A melhor maneira de combater a tática “dividir para dominar” é unir e resistir. Unir as forças não apenas significa trabalhar com outras pessoas dentro de um grupo, mas também implica grupos trabalhando com outros grupos para construir um movimento social forte. Lograr o êxito nos levará, em algum momento, a trabalhar com pessoas que podem não pensar exatamente como nós; elas podem estar se aproximando da nossa luta da partir de pontos de vista, motivações ou culturas-organizacionais bem diferentes. As campanhas bem-sucedidas para mudanças profundas e duradouras requerem um trabalho amplo, com diferentes grupos ou pessoas.
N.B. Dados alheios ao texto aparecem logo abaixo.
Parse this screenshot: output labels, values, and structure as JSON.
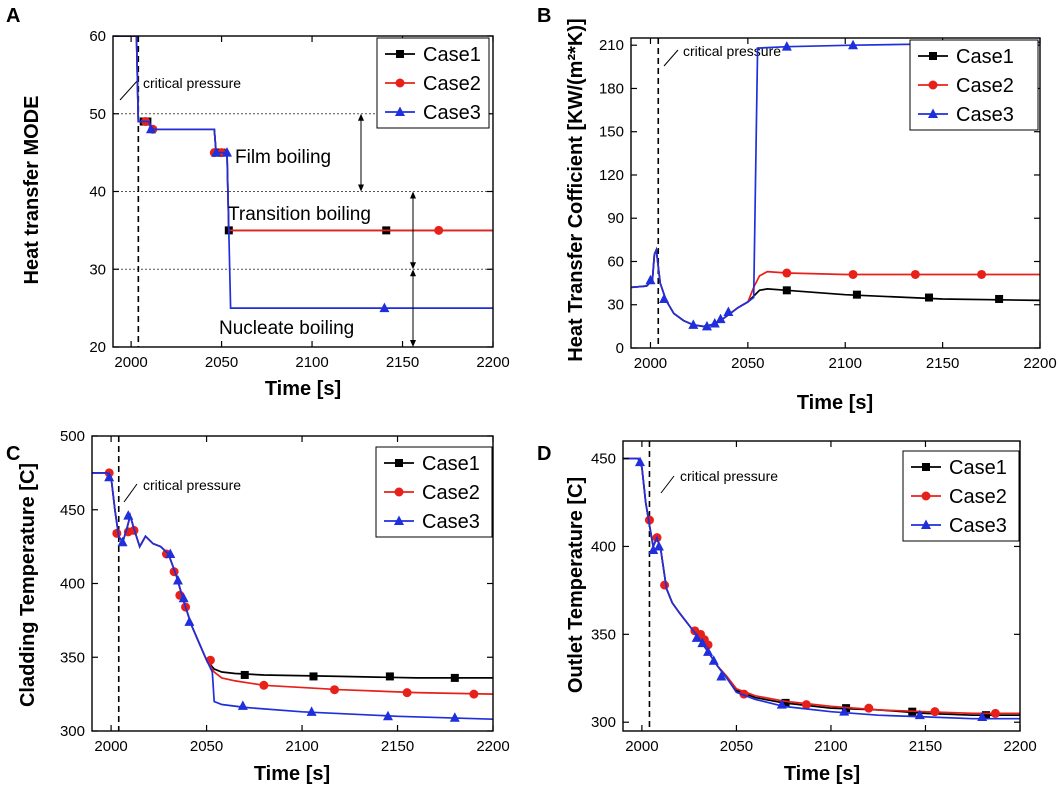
{
  "colors": {
    "Case1": "#000000",
    "Case2": "#e8201a",
    "Case3": "#1f2fdc"
  },
  "chart_data": [
    {
      "panel": "A",
      "type": "line",
      "xlabel": "Time [s]",
      "ylabel": "Heat transfer MODE",
      "xlim": [
        1990,
        2200
      ],
      "ylim": [
        20,
        60
      ],
      "xticks": [
        2000,
        2050,
        2100,
        2150,
        2200
      ],
      "yticks": [
        20,
        30,
        40,
        50,
        60
      ],
      "critical_time": 2004,
      "critical_label": "critical pressure",
      "hlines": [
        30,
        40,
        50
      ],
      "regions": [
        {
          "label": "Film boiling",
          "from": 40,
          "to": 50
        },
        {
          "label": "Transition boiling",
          "from": 30,
          "to": 40
        },
        {
          "label": "Nucleate boiling",
          "from": 20,
          "to": 30
        }
      ],
      "legend": [
        "Case1",
        "Case2",
        "Case3"
      ],
      "series": [
        {
          "name": "Case1",
          "x": [
            1990,
            2003,
            2004,
            2005,
            2006,
            2006,
            2010,
            2011,
            2046,
            2047,
            2053,
            2054,
            2200
          ],
          "y": [
            60,
            60,
            49,
            49,
            49,
            49,
            49,
            48,
            48,
            45,
            45,
            35,
            35
          ],
          "markers_x": [
            2007,
            2009,
            2047,
            2050,
            2054,
            2141
          ],
          "markers_y": [
            49,
            49,
            45,
            45,
            35,
            35
          ]
        },
        {
          "name": "Case2",
          "x": [
            1990,
            2003,
            2004,
            2005,
            2006,
            2010,
            2011,
            2046,
            2047,
            2053,
            2054,
            2200
          ],
          "y": [
            60,
            60,
            49,
            49,
            49,
            49,
            48,
            48,
            45,
            45,
            35,
            35
          ],
          "markers_x": [
            2008,
            2012,
            2046,
            2050,
            2170
          ],
          "markers_y": [
            49,
            48,
            45,
            45,
            35
          ]
        },
        {
          "name": "Case3",
          "x": [
            1990,
            2003,
            2004,
            2005,
            2006,
            2010,
            2011,
            2046,
            2047,
            2053,
            2054,
            2055,
            2200
          ],
          "y": [
            60,
            60,
            49,
            49,
            49,
            49,
            48,
            48,
            45,
            45,
            35,
            25,
            25
          ],
          "markers_x": [
            2011,
            2047,
            2053,
            2140
          ],
          "markers_y": [
            48,
            45,
            45,
            25
          ]
        }
      ]
    },
    {
      "panel": "B",
      "type": "line",
      "xlabel": "Time [s]",
      "ylabel": "Heat Transfer Cofficient [KW/(m²*K)]",
      "xlim": [
        1990,
        2200
      ],
      "ylim": [
        0,
        215
      ],
      "xticks": [
        2000,
        2050,
        2100,
        2150,
        2200
      ],
      "yticks": [
        0,
        30,
        60,
        90,
        120,
        150,
        180,
        210
      ],
      "critical_time": 2004,
      "critical_label": "critical pressure",
      "legend": [
        "Case1",
        "Case2",
        "Case3"
      ],
      "series": [
        {
          "name": "Case1",
          "x": [
            1990,
            1998,
            2001,
            2002,
            2003,
            2005,
            2008,
            2012,
            2017,
            2022,
            2027,
            2031,
            2035,
            2040,
            2045,
            2050,
            2053,
            2056,
            2060,
            2070,
            2100,
            2150,
            2200
          ],
          "y": [
            42,
            43,
            47,
            65,
            68,
            45,
            33,
            24,
            19,
            16,
            15,
            16,
            18,
            23,
            28,
            32,
            36,
            40,
            41,
            40,
            37,
            34,
            33
          ],
          "markers_x": [
            2070,
            2106,
            2143,
            2179
          ],
          "markers_y": [
            40,
            37,
            35,
            34
          ]
        },
        {
          "name": "Case2",
          "x": [
            1990,
            1998,
            2001,
            2002,
            2003,
            2005,
            2008,
            2012,
            2017,
            2022,
            2027,
            2031,
            2035,
            2040,
            2045,
            2050,
            2053,
            2056,
            2060,
            2070,
            2100,
            2150,
            2200
          ],
          "y": [
            42,
            43,
            47,
            65,
            68,
            45,
            33,
            24,
            19,
            16,
            15,
            16,
            18,
            23,
            28,
            32,
            42,
            50,
            53,
            52,
            51,
            51,
            51
          ],
          "markers_x": [
            2070,
            2104,
            2136,
            2170
          ],
          "markers_y": [
            52,
            51,
            51,
            51
          ]
        },
        {
          "name": "Case3",
          "x": [
            1990,
            1998,
            2001,
            2002,
            2003,
            2005,
            2008,
            2012,
            2017,
            2022,
            2027,
            2031,
            2035,
            2040,
            2045,
            2050,
            2053,
            2054,
            2055,
            2070,
            2104,
            2150,
            2200
          ],
          "y": [
            42,
            43,
            47,
            65,
            68,
            45,
            33,
            24,
            19,
            16,
            15,
            16,
            18,
            23,
            28,
            32,
            35,
            120,
            208,
            209,
            210,
            211,
            212
          ],
          "markers_x": [
            2000,
            2007,
            2022,
            2029,
            2033,
            2036,
            2040,
            2070,
            2104
          ],
          "markers_y": [
            47,
            34,
            16,
            15,
            17,
            20,
            25,
            209,
            210
          ]
        }
      ]
    },
    {
      "panel": "C",
      "type": "line",
      "xlabel": "Time [s]",
      "ylabel": "Cladding Temperature [C]",
      "xlim": [
        1990,
        2200
      ],
      "ylim": [
        300,
        500
      ],
      "xticks": [
        2000,
        2050,
        2100,
        2150,
        2200
      ],
      "yticks": [
        300,
        350,
        400,
        450,
        500
      ],
      "critical_time": 2004,
      "critical_label": "critical pressure",
      "legend": [
        "Case1",
        "Case2",
        "Case3"
      ],
      "series": [
        {
          "name": "Case1",
          "x": [
            1990,
            1998,
            2000,
            2002,
            2004,
            2006,
            2008,
            2010,
            2012,
            2015,
            2018,
            2022,
            2026,
            2030,
            2034,
            2038,
            2042,
            2046,
            2050,
            2054,
            2058,
            2065,
            2080,
            2120,
            2160,
            2200
          ],
          "y": [
            475,
            475,
            472,
            450,
            432,
            428,
            436,
            446,
            437,
            425,
            432,
            427,
            425,
            420,
            406,
            388,
            372,
            360,
            348,
            342,
            340,
            339,
            338,
            337,
            336,
            336
          ],
          "markers_x": [
            2070,
            2106,
            2146,
            2180
          ],
          "markers_y": [
            338,
            337,
            337,
            336
          ]
        },
        {
          "name": "Case2",
          "x": [
            1990,
            1998,
            2000,
            2002,
            2004,
            2006,
            2008,
            2010,
            2012,
            2015,
            2018,
            2022,
            2026,
            2030,
            2034,
            2038,
            2042,
            2046,
            2050,
            2054,
            2058,
            2065,
            2080,
            2120,
            2160,
            2200
          ],
          "y": [
            475,
            475,
            472,
            450,
            432,
            428,
            436,
            446,
            437,
            425,
            432,
            427,
            425,
            420,
            406,
            388,
            372,
            360,
            348,
            340,
            336,
            334,
            331,
            328,
            326,
            325
          ],
          "markers_x": [
            1999,
            2003,
            2009,
            2012,
            2029,
            2033,
            2036,
            2039,
            2052,
            2080,
            2117,
            2155,
            2190
          ],
          "markers_y": [
            475,
            434,
            435,
            436,
            420,
            408,
            392,
            384,
            348,
            331,
            328,
            326,
            325
          ]
        },
        {
          "name": "Case3",
          "x": [
            1990,
            1998,
            2000,
            2002,
            2004,
            2006,
            2008,
            2010,
            2012,
            2015,
            2018,
            2022,
            2026,
            2030,
            2034,
            2038,
            2042,
            2046,
            2050,
            2053,
            2054,
            2058,
            2070,
            2100,
            2150,
            2200
          ],
          "y": [
            475,
            475,
            472,
            450,
            432,
            428,
            436,
            446,
            437,
            425,
            432,
            427,
            425,
            420,
            406,
            388,
            372,
            360,
            348,
            340,
            320,
            318,
            316,
            313,
            310,
            308
          ],
          "markers_x": [
            1999,
            2006,
            2009,
            2031,
            2035,
            2038,
            2041,
            2069,
            2105,
            2145,
            2180
          ],
          "markers_y": [
            472,
            428,
            446,
            420,
            402,
            390,
            374,
            317,
            313,
            310,
            309
          ]
        }
      ]
    },
    {
      "panel": "D",
      "type": "line",
      "xlabel": "Time [s]",
      "ylabel": "Outlet Temperature [C]",
      "xlim": [
        1990,
        2200
      ],
      "ylim": [
        295,
        460
      ],
      "xticks": [
        2000,
        2050,
        2100,
        2150,
        2200
      ],
      "yticks": [
        300,
        350,
        400,
        450
      ],
      "critical_time": 2004,
      "critical_label": "critical pressure",
      "legend": [
        "Case1",
        "Case2",
        "Case3"
      ],
      "series": [
        {
          "name": "Case1",
          "x": [
            1990,
            1998,
            2000,
            2002,
            2004,
            2006,
            2008,
            2010,
            2013,
            2016,
            2020,
            2025,
            2030,
            2035,
            2040,
            2045,
            2050,
            2060,
            2075,
            2100,
            2125,
            2150,
            2175,
            2200
          ],
          "y": [
            450,
            450,
            445,
            425,
            412,
            400,
            405,
            398,
            376,
            368,
            362,
            355,
            348,
            340,
            332,
            325,
            318,
            314,
            311,
            308,
            307,
            305,
            304,
            304
          ],
          "markers_x": [
            2076,
            2108,
            2143,
            2182
          ],
          "markers_y": [
            311,
            308,
            306,
            304
          ]
        },
        {
          "name": "Case2",
          "x": [
            1990,
            1998,
            2000,
            2002,
            2004,
            2006,
            2008,
            2010,
            2013,
            2016,
            2020,
            2025,
            2030,
            2035,
            2040,
            2045,
            2050,
            2060,
            2075,
            2100,
            2125,
            2150,
            2175,
            2200
          ],
          "y": [
            450,
            450,
            445,
            425,
            412,
            400,
            405,
            398,
            376,
            368,
            362,
            355,
            348,
            340,
            332,
            326,
            319,
            315,
            312,
            309,
            307,
            306,
            305,
            305
          ],
          "markers_x": [
            2004,
            2008,
            2012,
            2028,
            2031,
            2033,
            2035,
            2054,
            2087,
            2120,
            2155,
            2187
          ],
          "markers_y": [
            415,
            405,
            378,
            352,
            350,
            347,
            344,
            316,
            310,
            308,
            306,
            305
          ]
        },
        {
          "name": "Case3",
          "x": [
            1990,
            1998,
            2000,
            2002,
            2004,
            2006,
            2008,
            2010,
            2013,
            2016,
            2020,
            2025,
            2030,
            2035,
            2040,
            2045,
            2050,
            2060,
            2075,
            2100,
            2125,
            2150,
            2175,
            2200
          ],
          "y": [
            450,
            450,
            445,
            425,
            412,
            400,
            405,
            398,
            376,
            368,
            362,
            355,
            348,
            340,
            332,
            325,
            317,
            313,
            309,
            306,
            304,
            303,
            302,
            302
          ],
          "markers_x": [
            1999,
            2006,
            2009,
            2029,
            2032,
            2035,
            2038,
            2042,
            2074,
            2107,
            2147,
            2180
          ],
          "markers_y": [
            448,
            398,
            400,
            348,
            345,
            340,
            335,
            326,
            310,
            306,
            304,
            303
          ]
        }
      ]
    }
  ]
}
É aí que percebemos a importância de um bom trabalho de grupo e notamos como respondemos à oportunidade de provocar a mudança que desejamos no mundo.

Como podemos manter nosso grupo ou movimento trabalhando juntos enquanto lidamos com nossas diferenças (gênero, classe, idade, raça, capacidades, posição e privilégio)? Um dos nossos muitos desafios é fazer um trabalho de mudança eficaz sem reproduzir os estigmas sociais (sexismo, racismo, preconceito de classe, homofobia, etc.). Diferentes grupos trabalham em diferentes contextos e culturas, e certamente terão diferentes abordagens sobre um tema específico; assim, não há uma receita específica sobre como manter um trabalho de grupo eficaz, mas há que se ter em mente algumas coisas para melhor trabalhar em pequenos ou grandes grupos envolvidos em uma campanha.

Motivações pessoais são importantes - por que você faz parte do grupo?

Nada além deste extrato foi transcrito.